A Government trial in the coming weeks will see cricket, snooker and racing – namely the final day of the forthcoming Glorious Goodwood meeting – host pilot events in front of a select number of fans.
The tests, and their ability to conform to social distancing, are the precursor to more spectators returning to sports venues from October 1 – the likely date for the 2020-21 football season to begin.
However, York is in dialogue with the Department of Digital, Culture, Media and Sport, as well as racing’s stakeholders, about opening up the Ebor festival from August 19-22 to some racegoers.
Chief executive William Derby was speaking following the successful staging of the two-day John Smith’s Cup meeting at historic York.
Though public access to the Knavesmire was maintained for local residents, a combination of barriers and screens prevented racing fans from gathering to watch the turf action.
“We’re hopeful, but we need the Government to approve a pilot,” he told The Yorkshire Post.
“The Government has not ruled out the prospect of further pilots in sport, between August 1 and October 1.
“Goodwood is a great start – but we would offer a slightly different test that could help to inform the Government’s wider approach.
“We are a city centre location and a sports venue with a major transport interchange which people use to get to and from the racecourse.”
This year’s Ebor meeting is already attracting entries from leading horses with Charlie Appleby’s Eclipse hero Ghaiyyath, the world’s highest-rated horse at present on current ratings, firmly on track for the Juddmonte International.
The Charlie Hills-trained Battaash, the world’s fastest horse, is due to defend his sprint title in the Coolmore Nunthorpe while Aidan O’Brien’s dual Classic heroine Love, the season’s top three-year-old, is an intended runner in the Darley Yorkshire Oaks.
Yet, while Derby expects the quality of horses will have little influence on the Government, he hopes York’s willingness to have a controlled number of spectators on all four days of the flagship fixture will allow DCMS and public health officials to observe protocols on cleanliness and so on.
“It will be good to try it out over multiple days. Either way, we will be ready. We haven’t given up hope, but we are in the hands of the Government and DCMS,” he added.

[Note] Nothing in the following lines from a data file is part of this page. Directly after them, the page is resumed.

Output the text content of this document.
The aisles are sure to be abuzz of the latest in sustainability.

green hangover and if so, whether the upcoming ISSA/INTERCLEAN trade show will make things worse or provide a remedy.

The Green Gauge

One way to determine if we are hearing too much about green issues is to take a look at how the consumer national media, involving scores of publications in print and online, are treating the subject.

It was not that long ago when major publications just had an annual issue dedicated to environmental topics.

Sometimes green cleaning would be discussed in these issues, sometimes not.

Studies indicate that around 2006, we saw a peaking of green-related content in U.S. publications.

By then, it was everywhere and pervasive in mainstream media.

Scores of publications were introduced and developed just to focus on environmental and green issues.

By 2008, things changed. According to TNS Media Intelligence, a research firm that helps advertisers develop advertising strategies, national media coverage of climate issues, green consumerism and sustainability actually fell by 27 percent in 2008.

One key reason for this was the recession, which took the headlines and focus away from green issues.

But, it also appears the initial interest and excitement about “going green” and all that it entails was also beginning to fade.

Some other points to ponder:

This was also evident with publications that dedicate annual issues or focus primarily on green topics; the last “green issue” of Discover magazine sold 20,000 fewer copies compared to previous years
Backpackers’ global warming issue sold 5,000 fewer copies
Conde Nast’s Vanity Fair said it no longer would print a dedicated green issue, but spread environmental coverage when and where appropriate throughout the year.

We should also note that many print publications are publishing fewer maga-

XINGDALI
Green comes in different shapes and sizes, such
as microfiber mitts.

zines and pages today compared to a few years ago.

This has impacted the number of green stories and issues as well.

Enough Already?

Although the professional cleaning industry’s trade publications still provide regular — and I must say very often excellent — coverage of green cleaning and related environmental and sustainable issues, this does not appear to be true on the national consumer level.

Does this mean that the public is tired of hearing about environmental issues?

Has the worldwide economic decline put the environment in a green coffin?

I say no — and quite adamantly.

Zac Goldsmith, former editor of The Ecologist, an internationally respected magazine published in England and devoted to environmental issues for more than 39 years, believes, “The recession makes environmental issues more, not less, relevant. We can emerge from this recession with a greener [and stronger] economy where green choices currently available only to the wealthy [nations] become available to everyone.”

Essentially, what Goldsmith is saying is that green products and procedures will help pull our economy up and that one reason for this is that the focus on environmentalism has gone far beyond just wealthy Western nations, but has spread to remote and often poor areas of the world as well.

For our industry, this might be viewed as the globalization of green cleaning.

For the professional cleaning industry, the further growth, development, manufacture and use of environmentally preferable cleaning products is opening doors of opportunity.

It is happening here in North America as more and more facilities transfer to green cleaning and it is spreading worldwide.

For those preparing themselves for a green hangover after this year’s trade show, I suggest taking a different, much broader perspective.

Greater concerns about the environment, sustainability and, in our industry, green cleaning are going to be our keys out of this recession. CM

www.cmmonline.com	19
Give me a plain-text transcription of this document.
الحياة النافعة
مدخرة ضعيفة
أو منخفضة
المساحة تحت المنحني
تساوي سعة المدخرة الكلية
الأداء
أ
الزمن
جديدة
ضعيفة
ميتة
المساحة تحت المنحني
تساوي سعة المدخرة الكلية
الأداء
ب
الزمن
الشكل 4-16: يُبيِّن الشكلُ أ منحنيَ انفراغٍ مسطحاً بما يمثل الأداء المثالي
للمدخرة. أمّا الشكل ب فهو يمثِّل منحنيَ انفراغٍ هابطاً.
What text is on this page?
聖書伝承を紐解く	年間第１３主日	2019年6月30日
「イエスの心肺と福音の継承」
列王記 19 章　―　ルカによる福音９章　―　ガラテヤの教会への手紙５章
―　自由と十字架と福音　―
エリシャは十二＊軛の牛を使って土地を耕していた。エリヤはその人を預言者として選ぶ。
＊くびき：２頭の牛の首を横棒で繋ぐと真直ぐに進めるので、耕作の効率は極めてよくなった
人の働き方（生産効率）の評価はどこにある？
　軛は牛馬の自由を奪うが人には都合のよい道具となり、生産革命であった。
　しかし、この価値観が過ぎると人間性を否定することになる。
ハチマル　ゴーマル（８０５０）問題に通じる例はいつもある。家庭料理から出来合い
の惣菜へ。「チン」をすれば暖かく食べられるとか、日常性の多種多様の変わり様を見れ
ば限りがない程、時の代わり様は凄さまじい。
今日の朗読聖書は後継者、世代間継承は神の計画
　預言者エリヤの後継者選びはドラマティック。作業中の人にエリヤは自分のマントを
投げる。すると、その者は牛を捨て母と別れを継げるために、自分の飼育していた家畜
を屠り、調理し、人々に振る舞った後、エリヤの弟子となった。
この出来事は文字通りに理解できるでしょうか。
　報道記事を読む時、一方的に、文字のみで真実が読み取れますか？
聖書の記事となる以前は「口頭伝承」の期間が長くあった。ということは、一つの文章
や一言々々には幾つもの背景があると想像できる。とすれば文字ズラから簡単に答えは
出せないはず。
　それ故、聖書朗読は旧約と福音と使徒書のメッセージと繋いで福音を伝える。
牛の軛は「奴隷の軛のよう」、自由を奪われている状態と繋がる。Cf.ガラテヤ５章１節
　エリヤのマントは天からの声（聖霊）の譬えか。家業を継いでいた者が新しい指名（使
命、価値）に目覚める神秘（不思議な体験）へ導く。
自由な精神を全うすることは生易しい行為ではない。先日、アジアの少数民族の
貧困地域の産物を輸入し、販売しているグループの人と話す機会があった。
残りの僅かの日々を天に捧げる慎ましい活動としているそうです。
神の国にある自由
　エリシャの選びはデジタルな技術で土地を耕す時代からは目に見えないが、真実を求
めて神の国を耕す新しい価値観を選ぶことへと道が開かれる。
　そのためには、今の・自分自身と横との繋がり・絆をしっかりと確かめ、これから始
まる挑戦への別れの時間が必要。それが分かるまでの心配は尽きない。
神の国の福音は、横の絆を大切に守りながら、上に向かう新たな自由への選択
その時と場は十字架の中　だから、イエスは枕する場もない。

On the track, Sinjaari gave Yorkshire-born trainer William Haggas his third win in the John Smith’s Cup when storming home in the 61st running of the big mile-and-a-quarter handicap under Steve Donohoe.
Haggas, successful with Green Destiny in 2011 and Danchai 2103, said: “I’m thrilled to bits he’s come back to himself as he lost his way last spring having looked a bit useful.
“What he loved today was the fast pace and I’m sure he appreciated the drop of rain. I’m not sure what happened last season. It’s just great to win a race to win with him – it’s a great race, a race we try to find one for every year.”
Donohoe was delighted with the win. “With lockdown we’re all taking a hit and it’s good to get a nice winner,” he said.
There was also a notable double for Thirsk jockey Danny Tudhope who took the John Smith’s Silver Cup on the David O’Meara-trained Eagles By Day – the Ebor looks next for the Steve Parkin-owned runner. Tudhope then took the City Walls Stakes by a short head on James Bethell’s sprinter Moss Gill. The Nunthorpe could be on the cards.